La principale utilité des champignons consiste dans leur emploi comme aliment. De tout temps l'homme a récolté les champignons pour les manger. Ainsi l'histoire nous apprend que les Athéniens étaient très friands de champignons; les Romains qui étaient de gros mangeurs appréciaient également ces cryptogames. Si nous en croyons les écrivains latins, ils en étaient arrivés à payer au poids de l'or et à préparer eux-mêmes les champignons qu'ils devaient consommer. L'Oronge vraie surtout avait une réputation exceptionnelle; c'était le mets des dieux, Deorum cibus. A notre époque, s'il n'y a plus ce désir de payer des prix fous pour les champignons, cela tient surtout à ce que la consommation s'en est généralisée; au lieu de s'attacher à quelques espèces qui pouvaient en cas de rareté acquérir un prix élevé, on consomme plus d'espèces que par le passé. De plus, on cultive en grande quantité le Champignon de couche, ce qui permet à tout le monde de se procurer, à des prix modérés, un aliment sain et agréable.

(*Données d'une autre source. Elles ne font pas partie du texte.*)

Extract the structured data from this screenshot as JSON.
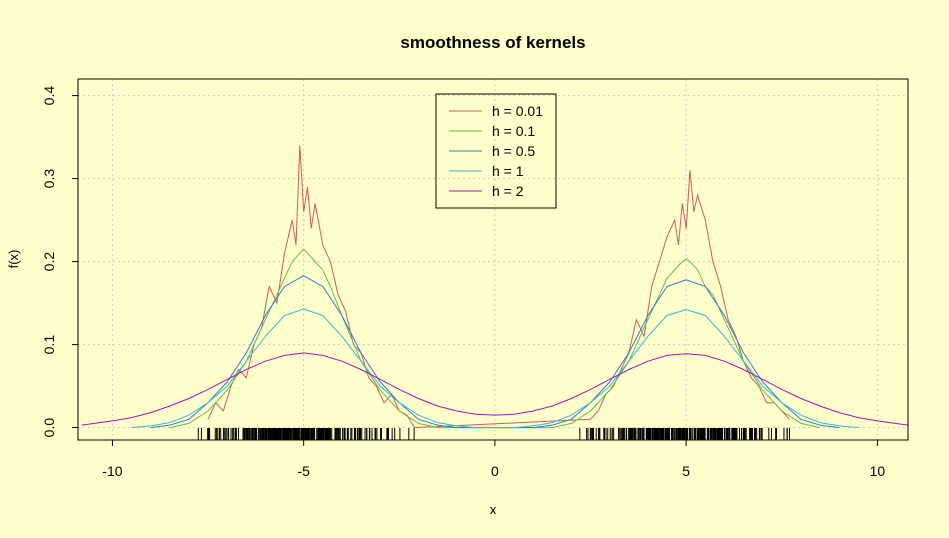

En raison de cette disposition de l'homme à consommer les champignons, on a été amené à se demander si ceux-ci avaient une valeur alimentaire: à ce sujet, les opinions sont très partagées. Pour certains, les champignons ont une grande valeur nutritive; pour d'autres, au contraire, c'est un assaisonnement, un condiment, et rien de plus, sans valeur nutritive. Ceux qui prétendent que les champignons sont très nourrissants, invoquent à l'appui de leur opinion que, dans certaines régions, les champignons forment la base de la nourriture des ouvriers de la campagne. Les Russes, les Polonais, les Allemands feraient à l'automne de grandes provisions de champignons qui leur tiendraient lieu de viande pendant l'hiver.
On cite un montagnard de la Thuringe, qui serait mort à cent ans, après s'être nourri pendant près de trente ans exclusivement de champignons.
Letellier, mycologue et chimiste éminent, s'est nourri pendant quelque temps seulement avec des champignons; il en mangeait 300 grammes par jour.
Persoon, dans son Traité sur les champignons, cite l'exemple d'un professeur de Botanique de Leipzig, qui dans un voyage botanique aux environs de Nuremberg, vécut pendant plusieurs semaines, à l'exemple des paysans de la région, de pain noir assaisonné d'anis ou de carvi, et de champignons crus. Loin d'en éprouver une influence nuisible à ma santé, dit-il, je sentis au contraire mes forces accrues pour mes courses.